All disabilities confer selective advantage, even if only
via the responses of others who have learned from the situation. “Selective
advantage” is a biological term for that which is helpful to the survival of
the species.
But for many a disabled person, the chief advantage of being
disabled is to himself or herself.
Erving Goffman, sociologist, in Asylums (1975), built upon the work of Talcott Parsons and others
to define the “sick role.” Being diagnosed confers the advantage of restrictions
on going to work, or freedom from it. In a “total institution” such as he
described, like the closed psychiatric unit in a hospital, patients undergo
“the mortification of self.”
A rock-bottom aspect of the self in American culture is
being able to give a reply concerning a vocation to the query, “What do you
do?” In a psychiatric unit, one does nothing of one’s normal adult life, just
art therapy, music therapy, and suchlike. These recreational therapies do not
bode well for self-esteem, because when the sole activities, they do not allow
the patient to contribute to his or her loved ones (unless it happens that the
person’s vocation or important avocation is artistic, musical, etc.)

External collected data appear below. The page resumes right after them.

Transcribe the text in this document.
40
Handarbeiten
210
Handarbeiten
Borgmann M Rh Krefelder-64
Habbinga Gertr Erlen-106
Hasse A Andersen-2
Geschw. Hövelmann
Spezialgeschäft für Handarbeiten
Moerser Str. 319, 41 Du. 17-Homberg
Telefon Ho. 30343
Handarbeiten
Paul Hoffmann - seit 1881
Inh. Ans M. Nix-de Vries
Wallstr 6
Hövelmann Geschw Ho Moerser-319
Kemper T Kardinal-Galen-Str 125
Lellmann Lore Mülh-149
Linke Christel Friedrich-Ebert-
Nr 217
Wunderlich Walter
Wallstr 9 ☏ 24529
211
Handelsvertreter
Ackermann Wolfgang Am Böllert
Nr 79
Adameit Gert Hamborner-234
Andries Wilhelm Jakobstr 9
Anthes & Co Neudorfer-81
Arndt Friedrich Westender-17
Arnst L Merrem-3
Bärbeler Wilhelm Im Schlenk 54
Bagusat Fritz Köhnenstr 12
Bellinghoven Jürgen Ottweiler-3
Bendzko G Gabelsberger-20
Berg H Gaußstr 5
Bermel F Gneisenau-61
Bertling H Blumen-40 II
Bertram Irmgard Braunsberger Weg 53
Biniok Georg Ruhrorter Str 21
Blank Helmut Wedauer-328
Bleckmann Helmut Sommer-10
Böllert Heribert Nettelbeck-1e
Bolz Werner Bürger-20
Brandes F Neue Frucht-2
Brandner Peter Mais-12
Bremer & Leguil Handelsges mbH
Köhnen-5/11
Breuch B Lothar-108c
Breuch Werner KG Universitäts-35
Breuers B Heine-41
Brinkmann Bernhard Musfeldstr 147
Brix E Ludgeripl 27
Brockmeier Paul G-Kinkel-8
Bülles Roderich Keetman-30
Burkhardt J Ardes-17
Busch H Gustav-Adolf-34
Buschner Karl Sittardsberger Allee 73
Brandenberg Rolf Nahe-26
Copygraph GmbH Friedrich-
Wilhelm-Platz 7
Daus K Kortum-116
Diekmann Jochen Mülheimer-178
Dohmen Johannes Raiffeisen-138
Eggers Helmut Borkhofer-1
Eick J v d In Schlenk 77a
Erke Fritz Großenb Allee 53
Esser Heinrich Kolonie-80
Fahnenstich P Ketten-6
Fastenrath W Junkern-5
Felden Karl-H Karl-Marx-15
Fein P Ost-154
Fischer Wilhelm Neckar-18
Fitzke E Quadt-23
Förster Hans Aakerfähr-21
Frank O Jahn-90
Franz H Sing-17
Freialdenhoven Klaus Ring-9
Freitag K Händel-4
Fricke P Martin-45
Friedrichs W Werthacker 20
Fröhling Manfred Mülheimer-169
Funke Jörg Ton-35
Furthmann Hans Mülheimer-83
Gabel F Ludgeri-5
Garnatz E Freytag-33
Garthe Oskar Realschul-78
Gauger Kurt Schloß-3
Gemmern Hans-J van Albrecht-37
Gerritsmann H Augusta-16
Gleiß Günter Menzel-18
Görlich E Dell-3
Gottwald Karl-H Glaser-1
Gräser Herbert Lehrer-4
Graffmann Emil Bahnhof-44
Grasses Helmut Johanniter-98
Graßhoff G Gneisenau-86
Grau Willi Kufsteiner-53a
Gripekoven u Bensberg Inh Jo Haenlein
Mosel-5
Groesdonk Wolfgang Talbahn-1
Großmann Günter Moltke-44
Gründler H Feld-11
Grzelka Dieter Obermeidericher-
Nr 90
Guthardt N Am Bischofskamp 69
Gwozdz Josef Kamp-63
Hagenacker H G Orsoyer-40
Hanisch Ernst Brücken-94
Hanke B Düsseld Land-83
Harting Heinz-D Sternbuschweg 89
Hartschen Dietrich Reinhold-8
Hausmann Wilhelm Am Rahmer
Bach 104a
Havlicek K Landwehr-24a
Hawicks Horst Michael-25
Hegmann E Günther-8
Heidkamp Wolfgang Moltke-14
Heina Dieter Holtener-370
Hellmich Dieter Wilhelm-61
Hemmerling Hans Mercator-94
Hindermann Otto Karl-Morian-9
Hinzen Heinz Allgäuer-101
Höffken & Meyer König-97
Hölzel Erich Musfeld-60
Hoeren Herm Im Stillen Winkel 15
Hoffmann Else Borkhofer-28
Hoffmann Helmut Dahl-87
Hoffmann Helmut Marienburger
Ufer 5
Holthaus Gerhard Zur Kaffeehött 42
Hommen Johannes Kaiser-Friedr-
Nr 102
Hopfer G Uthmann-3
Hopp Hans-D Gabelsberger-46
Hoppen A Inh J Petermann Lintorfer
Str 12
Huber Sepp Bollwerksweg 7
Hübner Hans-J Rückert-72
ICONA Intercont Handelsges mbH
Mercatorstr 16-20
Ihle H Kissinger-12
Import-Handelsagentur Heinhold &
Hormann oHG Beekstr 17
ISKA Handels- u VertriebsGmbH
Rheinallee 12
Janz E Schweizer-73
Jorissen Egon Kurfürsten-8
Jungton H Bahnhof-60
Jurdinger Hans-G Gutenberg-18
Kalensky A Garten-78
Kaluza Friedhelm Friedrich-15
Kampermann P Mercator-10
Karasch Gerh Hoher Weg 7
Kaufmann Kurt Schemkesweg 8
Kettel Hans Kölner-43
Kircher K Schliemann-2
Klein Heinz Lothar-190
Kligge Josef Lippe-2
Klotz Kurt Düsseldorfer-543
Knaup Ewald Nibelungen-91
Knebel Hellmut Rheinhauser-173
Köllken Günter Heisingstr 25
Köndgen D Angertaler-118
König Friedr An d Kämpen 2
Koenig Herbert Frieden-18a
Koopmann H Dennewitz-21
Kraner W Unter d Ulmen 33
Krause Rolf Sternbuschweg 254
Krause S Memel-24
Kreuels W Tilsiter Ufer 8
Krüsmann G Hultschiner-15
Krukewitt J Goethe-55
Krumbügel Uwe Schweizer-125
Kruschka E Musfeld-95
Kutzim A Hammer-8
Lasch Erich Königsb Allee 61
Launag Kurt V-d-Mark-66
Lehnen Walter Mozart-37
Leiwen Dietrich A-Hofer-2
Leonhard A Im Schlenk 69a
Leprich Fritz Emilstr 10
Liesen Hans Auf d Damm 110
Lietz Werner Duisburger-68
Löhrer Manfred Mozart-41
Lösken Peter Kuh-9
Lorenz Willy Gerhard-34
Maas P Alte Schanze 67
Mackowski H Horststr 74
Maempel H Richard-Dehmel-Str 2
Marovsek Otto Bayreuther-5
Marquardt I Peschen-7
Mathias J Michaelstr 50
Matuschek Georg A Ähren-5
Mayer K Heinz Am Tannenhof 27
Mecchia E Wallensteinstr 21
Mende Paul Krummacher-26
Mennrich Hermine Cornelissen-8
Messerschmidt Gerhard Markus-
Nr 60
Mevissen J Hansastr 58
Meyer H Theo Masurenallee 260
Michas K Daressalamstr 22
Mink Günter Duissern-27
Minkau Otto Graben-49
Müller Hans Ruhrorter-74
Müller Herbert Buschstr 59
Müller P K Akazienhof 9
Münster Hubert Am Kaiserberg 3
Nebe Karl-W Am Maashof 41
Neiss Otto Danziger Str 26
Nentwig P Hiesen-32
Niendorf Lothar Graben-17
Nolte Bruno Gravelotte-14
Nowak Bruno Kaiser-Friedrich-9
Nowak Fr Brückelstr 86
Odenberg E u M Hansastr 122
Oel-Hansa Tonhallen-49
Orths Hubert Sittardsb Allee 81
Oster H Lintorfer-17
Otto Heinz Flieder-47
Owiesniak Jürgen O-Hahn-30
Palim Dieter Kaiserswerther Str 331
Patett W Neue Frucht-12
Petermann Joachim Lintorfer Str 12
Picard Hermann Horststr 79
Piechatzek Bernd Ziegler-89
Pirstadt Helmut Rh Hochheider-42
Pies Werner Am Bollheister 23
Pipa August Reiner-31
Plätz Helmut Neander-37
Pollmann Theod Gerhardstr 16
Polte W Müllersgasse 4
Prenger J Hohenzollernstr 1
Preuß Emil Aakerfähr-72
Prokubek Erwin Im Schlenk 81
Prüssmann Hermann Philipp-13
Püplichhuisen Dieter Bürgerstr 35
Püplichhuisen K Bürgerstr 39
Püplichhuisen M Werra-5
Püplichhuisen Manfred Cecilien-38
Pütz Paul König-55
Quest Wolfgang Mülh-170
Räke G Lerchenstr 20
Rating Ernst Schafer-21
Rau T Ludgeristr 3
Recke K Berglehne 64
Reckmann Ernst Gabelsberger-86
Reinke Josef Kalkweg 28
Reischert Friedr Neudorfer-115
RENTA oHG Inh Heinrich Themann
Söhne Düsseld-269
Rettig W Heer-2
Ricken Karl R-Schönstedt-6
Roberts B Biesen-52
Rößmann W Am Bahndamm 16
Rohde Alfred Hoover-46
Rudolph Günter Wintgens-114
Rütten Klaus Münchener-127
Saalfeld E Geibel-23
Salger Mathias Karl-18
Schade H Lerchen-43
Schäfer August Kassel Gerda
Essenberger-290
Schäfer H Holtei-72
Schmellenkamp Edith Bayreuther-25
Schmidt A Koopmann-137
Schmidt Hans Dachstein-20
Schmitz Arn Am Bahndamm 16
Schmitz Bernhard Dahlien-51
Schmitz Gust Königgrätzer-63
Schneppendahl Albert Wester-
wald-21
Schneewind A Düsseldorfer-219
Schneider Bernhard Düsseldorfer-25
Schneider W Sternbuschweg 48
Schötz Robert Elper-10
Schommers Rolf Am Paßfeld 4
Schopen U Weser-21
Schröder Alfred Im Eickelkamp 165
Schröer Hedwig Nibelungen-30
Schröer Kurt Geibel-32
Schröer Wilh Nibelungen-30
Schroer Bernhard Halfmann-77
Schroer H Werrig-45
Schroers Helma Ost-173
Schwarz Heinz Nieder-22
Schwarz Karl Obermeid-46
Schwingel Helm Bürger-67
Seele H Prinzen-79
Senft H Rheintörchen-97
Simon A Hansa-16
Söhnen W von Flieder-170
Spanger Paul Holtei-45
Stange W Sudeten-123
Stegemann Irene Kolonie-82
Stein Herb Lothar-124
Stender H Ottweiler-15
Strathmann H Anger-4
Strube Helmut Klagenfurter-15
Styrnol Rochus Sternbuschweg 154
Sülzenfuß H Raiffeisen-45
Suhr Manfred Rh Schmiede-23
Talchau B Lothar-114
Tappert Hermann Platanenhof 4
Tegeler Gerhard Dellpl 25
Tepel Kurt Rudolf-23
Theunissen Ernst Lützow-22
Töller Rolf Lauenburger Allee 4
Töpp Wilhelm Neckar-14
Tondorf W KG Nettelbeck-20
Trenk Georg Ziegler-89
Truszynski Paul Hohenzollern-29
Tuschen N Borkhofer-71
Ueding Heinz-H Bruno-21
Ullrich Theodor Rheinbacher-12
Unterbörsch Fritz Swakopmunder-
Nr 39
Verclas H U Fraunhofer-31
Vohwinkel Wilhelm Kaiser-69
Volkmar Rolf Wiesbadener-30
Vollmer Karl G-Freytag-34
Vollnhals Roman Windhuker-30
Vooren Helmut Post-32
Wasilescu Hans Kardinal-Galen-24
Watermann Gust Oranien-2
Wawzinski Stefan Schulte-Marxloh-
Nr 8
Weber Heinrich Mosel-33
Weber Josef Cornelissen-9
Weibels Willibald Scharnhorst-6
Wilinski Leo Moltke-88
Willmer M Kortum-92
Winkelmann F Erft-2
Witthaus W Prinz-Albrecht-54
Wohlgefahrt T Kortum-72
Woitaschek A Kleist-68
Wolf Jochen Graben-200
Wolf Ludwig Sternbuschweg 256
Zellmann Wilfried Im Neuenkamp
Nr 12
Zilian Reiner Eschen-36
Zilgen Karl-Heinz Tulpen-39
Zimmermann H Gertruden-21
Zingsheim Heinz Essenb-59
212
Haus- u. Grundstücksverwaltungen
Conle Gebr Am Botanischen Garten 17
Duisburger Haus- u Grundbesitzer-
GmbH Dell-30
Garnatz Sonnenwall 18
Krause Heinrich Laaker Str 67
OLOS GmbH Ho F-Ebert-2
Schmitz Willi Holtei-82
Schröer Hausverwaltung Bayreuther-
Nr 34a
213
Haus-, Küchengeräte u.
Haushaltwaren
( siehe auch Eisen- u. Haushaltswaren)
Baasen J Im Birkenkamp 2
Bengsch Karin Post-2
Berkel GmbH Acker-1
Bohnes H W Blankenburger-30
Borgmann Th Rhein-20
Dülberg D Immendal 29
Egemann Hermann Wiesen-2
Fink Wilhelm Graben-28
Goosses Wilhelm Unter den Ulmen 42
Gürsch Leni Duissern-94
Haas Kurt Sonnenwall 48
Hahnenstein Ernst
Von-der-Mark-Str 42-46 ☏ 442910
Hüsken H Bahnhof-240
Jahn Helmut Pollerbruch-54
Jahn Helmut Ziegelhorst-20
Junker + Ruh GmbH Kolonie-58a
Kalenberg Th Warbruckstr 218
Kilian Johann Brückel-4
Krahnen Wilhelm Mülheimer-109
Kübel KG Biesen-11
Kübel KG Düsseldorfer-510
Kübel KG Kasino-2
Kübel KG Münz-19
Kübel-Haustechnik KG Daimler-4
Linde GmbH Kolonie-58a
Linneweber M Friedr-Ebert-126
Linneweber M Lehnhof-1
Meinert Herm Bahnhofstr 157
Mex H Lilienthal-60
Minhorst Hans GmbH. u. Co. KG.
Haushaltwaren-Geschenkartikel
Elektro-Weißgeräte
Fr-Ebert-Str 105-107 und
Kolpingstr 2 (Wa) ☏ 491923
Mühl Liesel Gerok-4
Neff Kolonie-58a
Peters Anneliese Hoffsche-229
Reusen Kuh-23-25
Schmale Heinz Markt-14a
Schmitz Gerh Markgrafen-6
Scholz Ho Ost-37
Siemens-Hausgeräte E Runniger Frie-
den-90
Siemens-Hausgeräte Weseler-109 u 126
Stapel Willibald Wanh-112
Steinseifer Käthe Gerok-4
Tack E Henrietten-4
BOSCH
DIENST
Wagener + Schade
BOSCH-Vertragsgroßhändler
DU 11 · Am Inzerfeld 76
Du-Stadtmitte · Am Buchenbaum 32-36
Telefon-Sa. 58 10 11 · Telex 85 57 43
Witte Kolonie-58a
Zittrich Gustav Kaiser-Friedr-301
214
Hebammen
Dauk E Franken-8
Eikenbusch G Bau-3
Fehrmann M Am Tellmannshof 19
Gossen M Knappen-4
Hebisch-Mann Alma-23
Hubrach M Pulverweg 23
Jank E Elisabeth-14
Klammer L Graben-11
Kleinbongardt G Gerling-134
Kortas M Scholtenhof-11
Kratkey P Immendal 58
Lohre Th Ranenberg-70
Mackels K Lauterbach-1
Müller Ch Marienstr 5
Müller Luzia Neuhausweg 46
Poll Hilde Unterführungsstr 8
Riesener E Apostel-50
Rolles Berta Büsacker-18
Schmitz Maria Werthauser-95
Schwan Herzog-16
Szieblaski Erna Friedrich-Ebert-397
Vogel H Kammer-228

Many disabled people tend to make excuses for themselves, by
manufacturing instances of their truly dominant symptom, in order to obtain
some benefit. They may manufacture frequency of the symptom, severity of the
symptom, or both. This is true of disabled people with or without psychiatric
disabilities.
This behavior is very different from the American Psychiatric Association's Diagnostic and
Statistical Manual V’s diagnoses of factitious disorder or of malingering. The
person whom I am describing, who makes excuses for himself or herself, is
genuinely disabled and is not mimicking a medical condition for sympathy (which
is factitious syndrome,) or for a financial or legal advantage (which is
malingering.)
And, indeed, it may just be true that everyone, disabled or
not, tends to “milk sympathy” by exaggerating his or her problems in
conversations with family or friends. Since I know that I do this, and since I
am disabled, I am inclined however to think that it is a tendency that may be
engaged in frequently by people with disabilities.